Friday, October 01, 2004


I've never really been able to figure out why everyone thinks debates are so important. As a positive matter, their influence on eventual election outcomes seems negligible. Normatively, why should we base our electoral decisions on how candidates deliver 90 second answers to a reporter's questions? Nothing a president does, outside press conferences, involves "thinking on their feet." The role of the president is much more to do with setting priorities, assembling and listening to a group of expert advisors, deciding between often unpleasant alternatives, and then, sometimes, selling the chosen course to the public and the world. Thus, it seems to me, the conventions, unbearable as they may be, are a better place to look for good clues about a candidate's ability to serve as president than the debates.

Of course, the press scoffs at the conventions and plays up the importance of debates (and press conferences), but this is because the press gets to play a larger role in debates and press conferences and get led around by the candidates during the conventions.

That's by way of explaining why I only watched part of the debate, switching back from the Air Force - Navy football game. I've also been reading the usual suspects and watching some of the post debate spin. This probably means I'm in a state rather the opposite of Kaus's "laboratory-like purity". But it probably also means I'm more representative of your typical voter. So, here's my take.

It's quite obvious, as almost everyone's pointed out, that Kerry won in any traditional forensic sense. He was smoother, looked better, had more facts at his command (even if some were made up), and slammed Bush pretty well on important points. Meanwhile, Bush was, in fact, "repetitive and reactive." He also missed plenty of opportunities to go after Kerry on anything other than the flip flop mantra, and he particularly played into Kerry's plan by failing to mention Kerry's record in the Senate. (The Bushies may have learned the lesson of Reagan's first debate with Mondale, where he got lost in a forest of facts, a bit too well. A handful of well-placed attacks on things such as Kerry's vote to decrease intelligence spending after the first WTC bombing would have not only helped get him off the defensive, but would have blunted the dummy criticism.)

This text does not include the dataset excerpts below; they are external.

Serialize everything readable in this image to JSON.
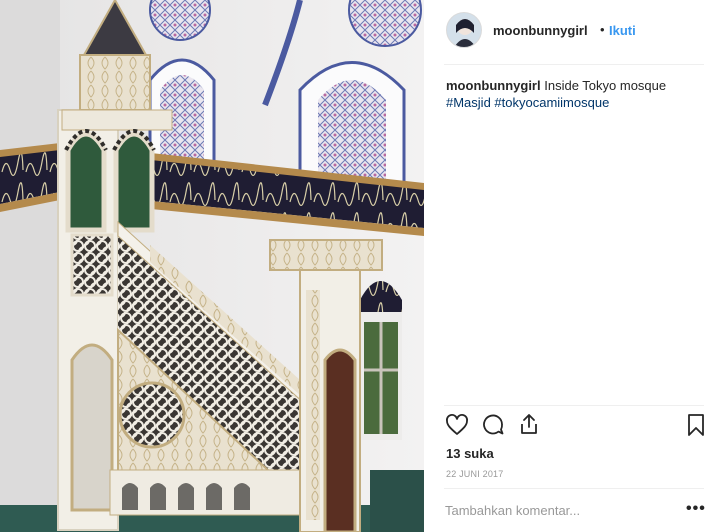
{
  "post": {
    "image_alt": "Inside Tokyo mosque - minbar",
    "username": "moonbunnygirl",
    "separator": "•",
    "follow_label": "Ikuti"
  },
  "caption": {
    "username": "moonbunnygirl",
    "text": "Inside Tokyo mosque",
    "hashtags": [
      "#Masjid",
      "#tokyocamiimosque"
    ]
  },
  "actions": {
    "icons": [
      "heart-icon",
      "comment-icon",
      "share-icon",
      "bookmark-icon"
    ]
  },
  "likes_label": "13 suka",
  "date_label": "22 JUNI 2017",
  "comment_box": {
    "placeholder": "Tambahkan komentar...",
    "value": ""
  },
  "more_label": "•••",
  "colors": {
    "link_blue": "#3897f0",
    "hashtag": "#003569",
    "text": "#262626",
    "muted": "#999999",
    "divider": "#efefef"
  }
}
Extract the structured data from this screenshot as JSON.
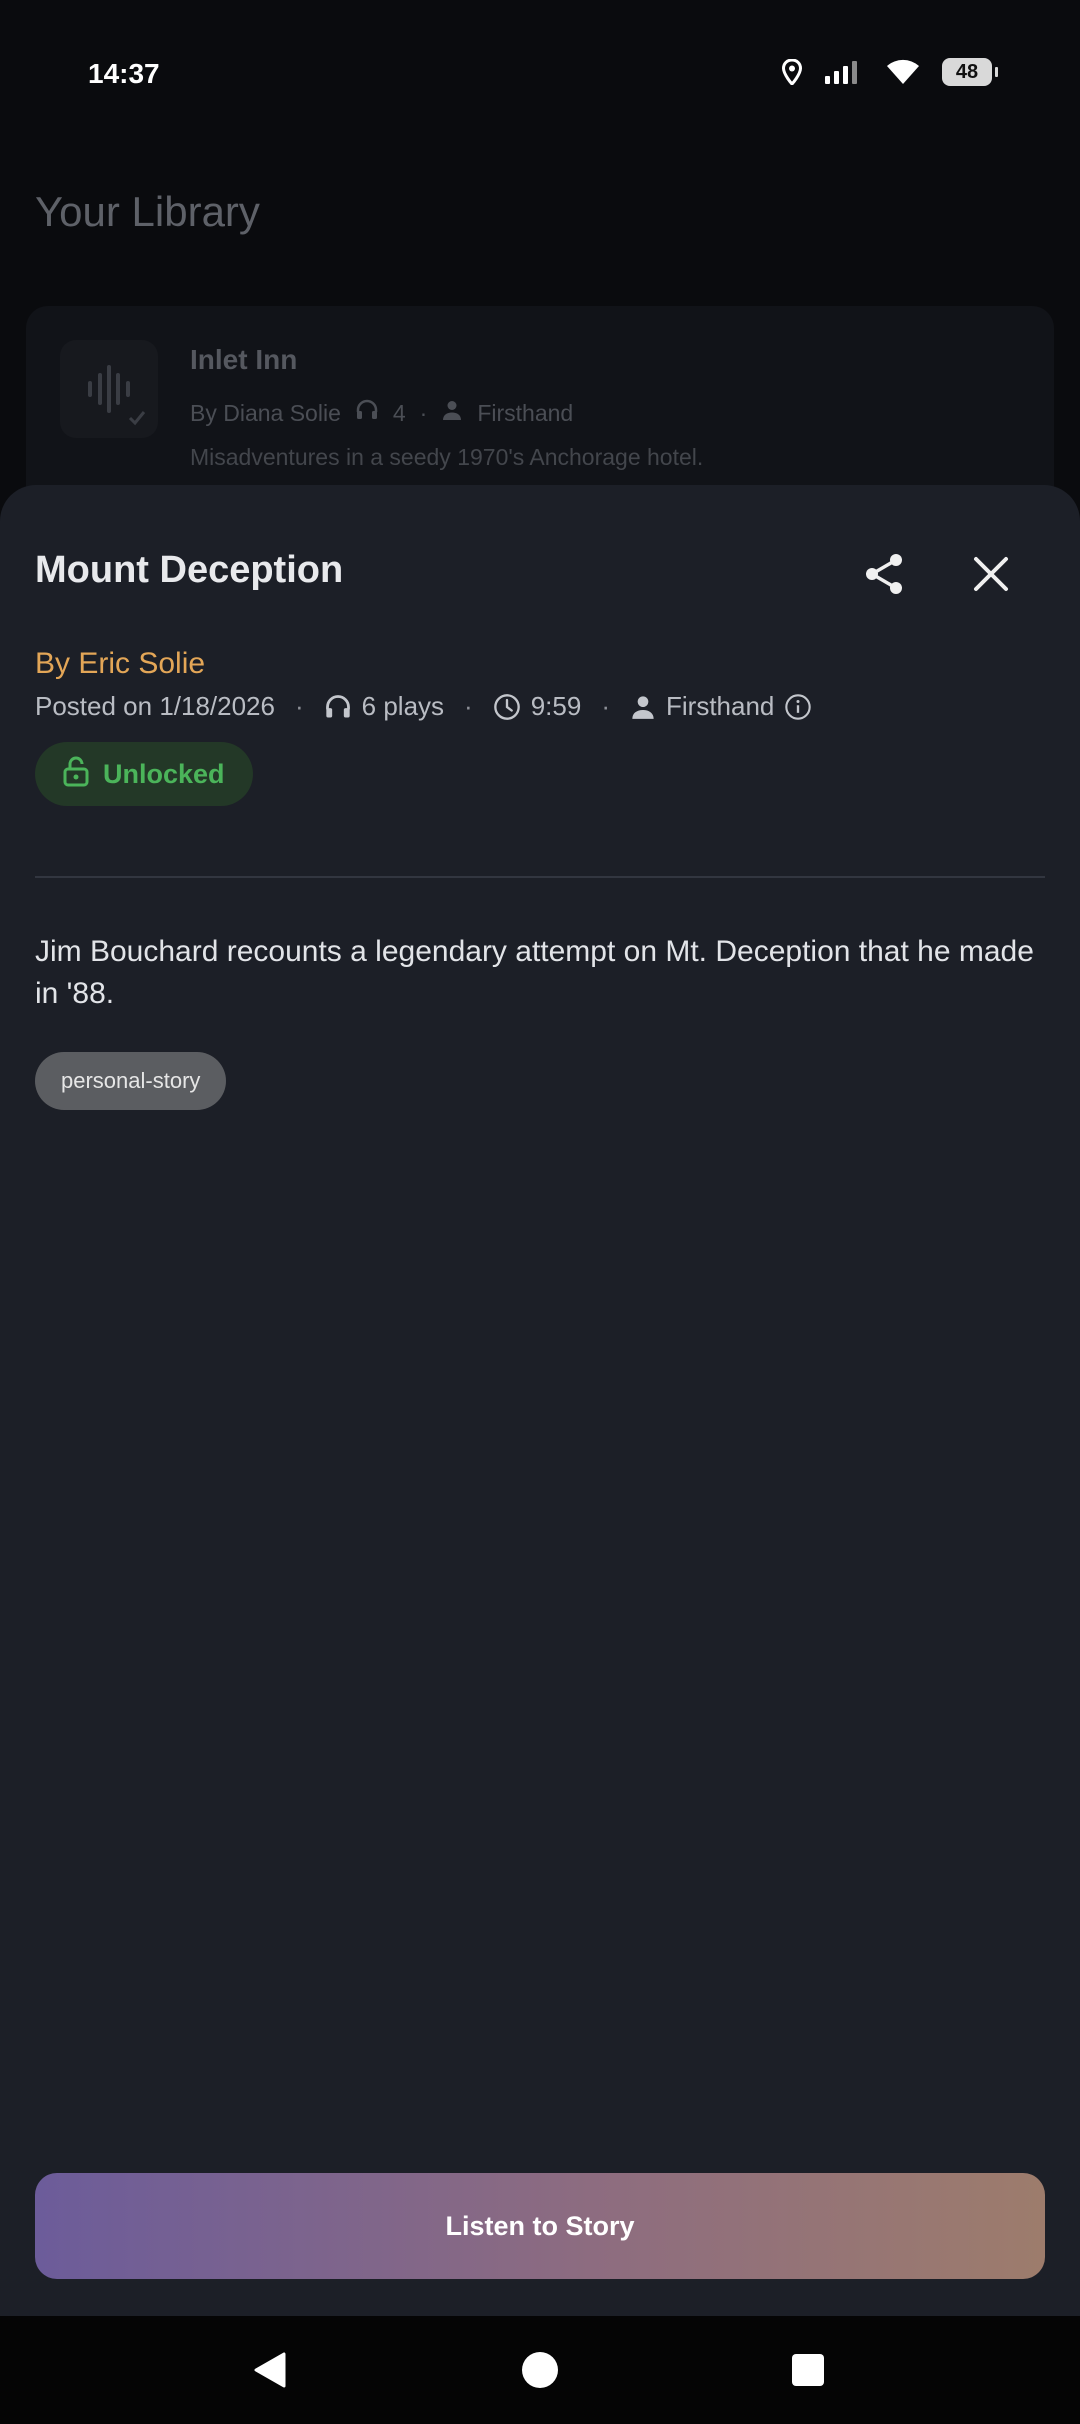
{
  "status_bar": {
    "time": "14:37",
    "battery": "48"
  },
  "library": {
    "title": "Your Library",
    "card": {
      "title": "Inlet Inn",
      "author": "By Diana Solie",
      "plays": "4",
      "type": "Firsthand",
      "description": "Misadventures in a seedy 1970's Anchorage hotel."
    }
  },
  "sheet": {
    "title": "Mount Deception",
    "author": "By Eric Solie",
    "posted": "Posted on 1/18/2026",
    "plays": "6 plays",
    "duration": "9:59",
    "type": "Firsthand",
    "badge": "Unlocked",
    "description": "Jim Bouchard recounts a legendary attempt on Mt. Deception that he made in '88.",
    "tag": "personal-story",
    "listen_button": "Listen to Story"
  },
  "colors": {
    "background": "#0a0b0e",
    "sheet": "#1c1f27",
    "author_accent": "#e3a657",
    "unlocked_green": "#4bb45a",
    "button_gradient_start": "#6c5c9a",
    "button_gradient_end": "#9d7c6c"
  },
  "icons": [
    "location-icon",
    "signal-icon",
    "wifi-icon",
    "battery-icon",
    "waveform-icon",
    "headphones-icon",
    "person-icon",
    "share-icon",
    "close-icon",
    "clock-icon",
    "info-icon",
    "lock-open-icon",
    "back-icon",
    "home-icon",
    "recents-icon"
  ]
}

That said, the post-debate spin suggests that if the debate is going to have any effect on the election, it will be in Bush's favor. First, because Bush was so repetitive, he didn't make any big goofs that will haunt him. You can tell because the only attack the Dems are pushing is that Bush looked angry. If he'd said something really stupid, we'd be hearing about it.

On the other hand, the Bush team is nailing Kerry on a few specifics that will last more than a day or so. Most notably is the "global test" line. They'll also use the incredible assertion that the way to deal with Iran is to give them nuclear fuel, and probably the business about eliminating the nuclear bunker buster. I also think that his screw ups on the coalition (saying it's not what he'd call a "grand coalition" and especially forgetting Poland completely) are going to hurt. Kerry also, as many others (Including David Frum here) have pointed out, has boxed himself in so anything he says about Iraq conflicts with something he's said before, and so the Republicans are adding his statements from last night to the flip flopper ads (and perception) they'd already created.

The people have already told the pollsters that they agree with me that debates don't make much difference in how they'll vote. Even if Kerry gets a couple points in the short term in other polls, I predict that within a few days we'll see Bush's numbers creep back up as the images fade and the actual meaning of what Kerry said seeps in.